In case you didn’t know, I grew up in Sydney. My Australian accent is still in tact. And I could still drive on the left side of the road if I needed to…
The city has changed and grown so much since I lived there. Now when I go back to see friends or for weddings, it’s been about soaking up all that amazing and effortless “Sydney-ness”.
So what does a week in Sydney look like for me? Here’s what I got up to just last week…
I stayed in the Inner-West suburb of Balmain for a few days with friends. Balmain is one of the oldest areas of Sydney, dating back to 1880. The area is full of charming cottages and terrace houses, with lots of pubs scattered throughout.
The main retail area is Darling Street, where famed Australian patissier Adriano Zumbo has a small shop (above) selling desserts, macarons and bread.
If you grew up in Australia, you’ll know these flavors: “hot cross bun”, “redskin” (named after an insensitively-named candy), “fingerbun” and “fairy bread”.
I really loved having breakfast at The Boathouse in Balmoral Beach.
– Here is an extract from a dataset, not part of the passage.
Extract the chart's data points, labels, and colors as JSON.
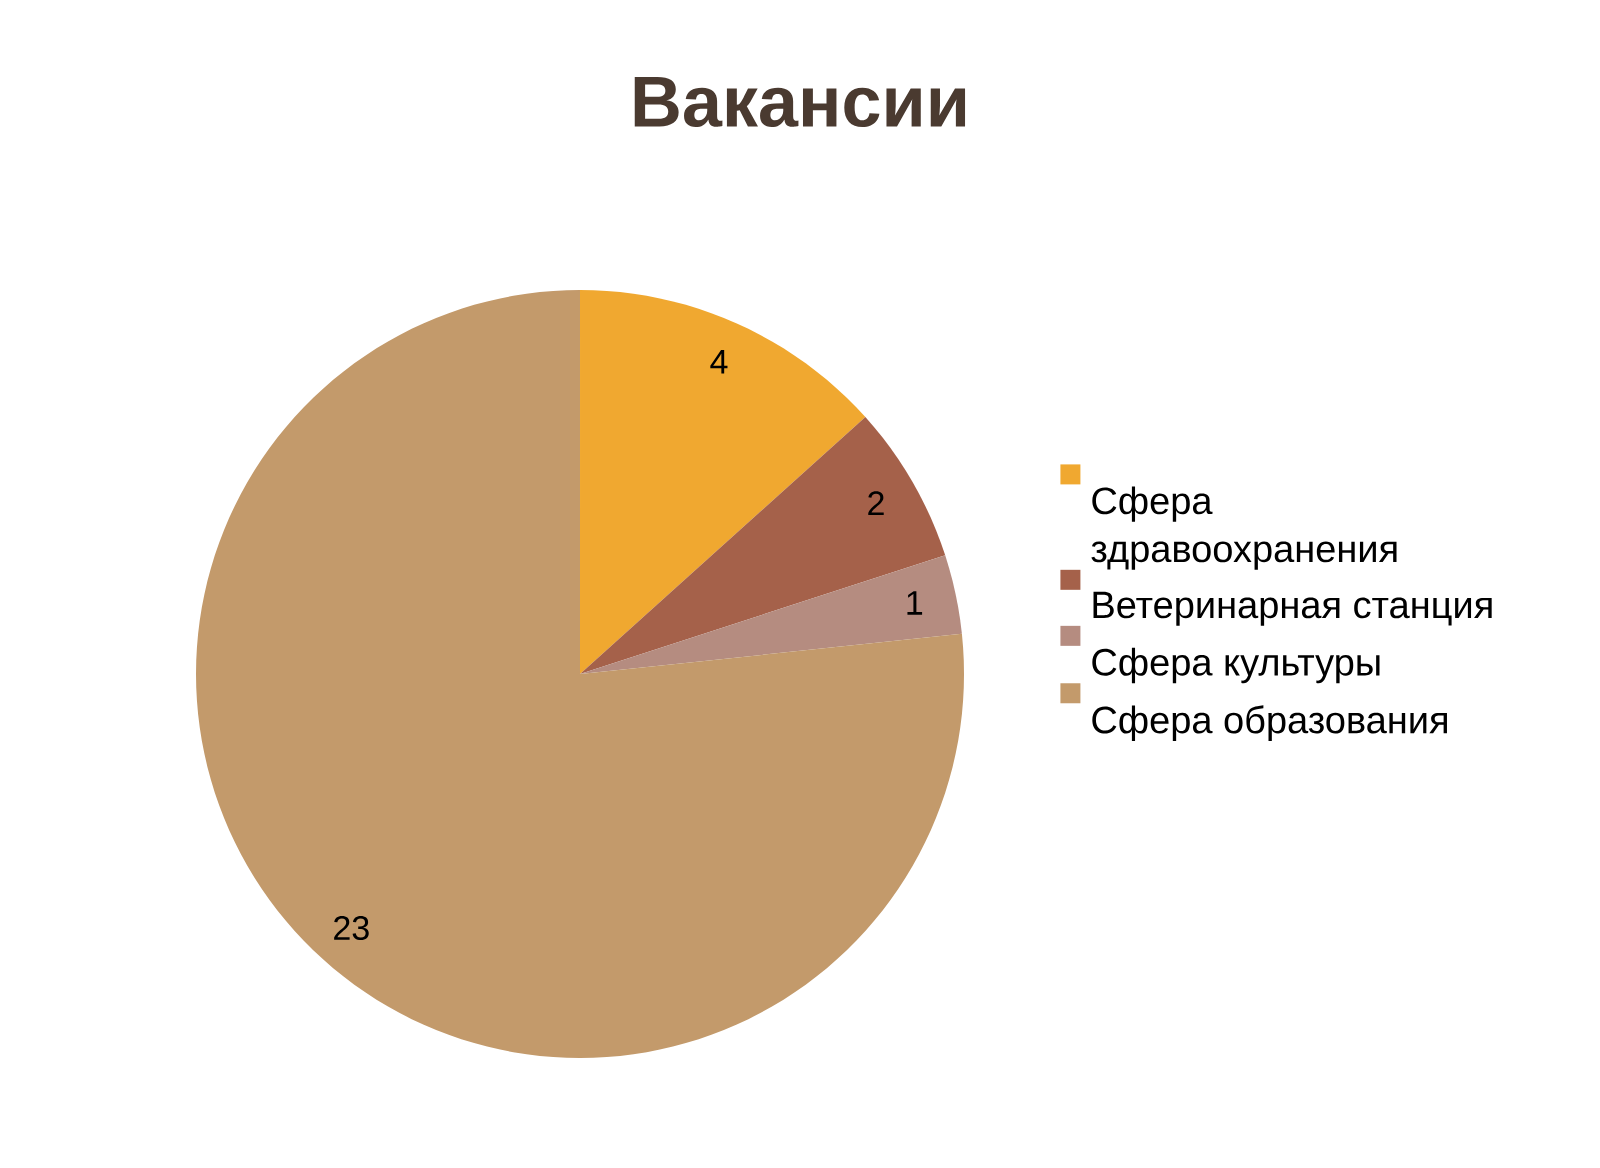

So laid back. Such amazing views and great coffee.
This was the “avocado toast” I ordered. Sweet baby Jesus. It was a foot-long. Amazingly fresh. The ciabatta so soft. The look on my face when they set it down was probably as if someone had just handed me my first newborn post-delivery.
One thing to know about Sydney: you’ll never question how fresh the food is. It’s something people really take for granted there.
Just like the amazing air. I couldn’t stop talking about it.
For casual dinners, you can’t beat going to a pub. The standard of food can be so good for the price you pay. Steaks, burgers, savory pies and huge, fresh salads are typically found on the menu.
Above is the Dove & Olive in Surry Hills. It was so packed on a Friday night we could barely find standing room to have a glass of wine. We also had a great meal at the Woolrich Pier Hotel in Hunters Hill.
Despite what you might see in the tourism campaigns, Sydney is incredibly diverse in terms of food, people and cultures. This trip, I had dinner at The Sultan’s Table, my favorite Turkish restaurant in Newtown. Also a family-style meal at a Cantonese restaurant in North Sydney.
You’ll hear accents and see people of all types on the streets, and nowhere is the diversity more apparent than at the casino. Yes, the casino! Weren’t expecting that segue, were you? I love the casino, I’ll just put that out there.
The casino in Sydney is called The Star, and it’s a huge complex with a hotel, fancy restaurants, food court and theater. David Chang opened a Momofuku branch there called Seiobo, there’s a big club there (never been, too old etc.), and there’s a Din Tai Fung in the food court.
We were there to celebrate my friend’s birthday with dinner at Sokyo, a fancy Japanese restaurant inside The Star. Before they arrived I had a crazy expensive cocktail at the bar (above). The pear was juiced to order. So Sydney.
I’ll also mention that on the Sokyo menu, they were serving freshwater eel from Taiwan.
After staying in Balmain, I moved to this Airbnb in Waverley, near Bronte Beach. The apartment was a self-contained, one-bedroom “granny” flat behind the main house. The host was so lovely.
It had its own back entrance, a totally zen, air-conditioned bedroom, its own bathroom and this stunning kitchen. I’ll seriously miss my morning routine drinking coffee and working on my laptop in that kitchen.
One reason I wanted to stay by the coast was to do the Bondi to Bronte coastal walk. It was one of those quintessential Sydney things I’d just never done before.
The photos barely capture how amazing the view is and how vivid the colors are. Or how freaking harsh that sun is.
By the time you reach Bronte Beach, you’re hit with this view. The beach itself is a lot smaller compared to Bondi, but there’s a huge grassy park just behind where everyone and their dog is playing, laying around or barbecue-ing.
We stopped by into one of the handful of cafes by the beach for a cold juice. Though mine was more like a meal.
Bondi Beach is where everyone ends up going. But I’m not a fan of the beach as an everyday activity (it’s fine on vacation though) so I was dubious when another friend wanted to meet up in North Bondi for lunch.
Turns out the Israeli cafe she suggested, called Shuk, was so crazy good. And located in a quiet neighborhood area not at all close to the beach! Above is my “Green Shakshuka” of baked eggs with fennel, zucchini, olives and caramelized onion.
Not pictured: sweet potato fries that made me want to cry.
Lunch was so good I agreed to walk down to Bondi Beach afterwards for cocktails at a cafe. It was a few hours later that I realized I had gotten way too much sun — my face was probably thinking WTF — which was my cue to head back to rainy Taipei.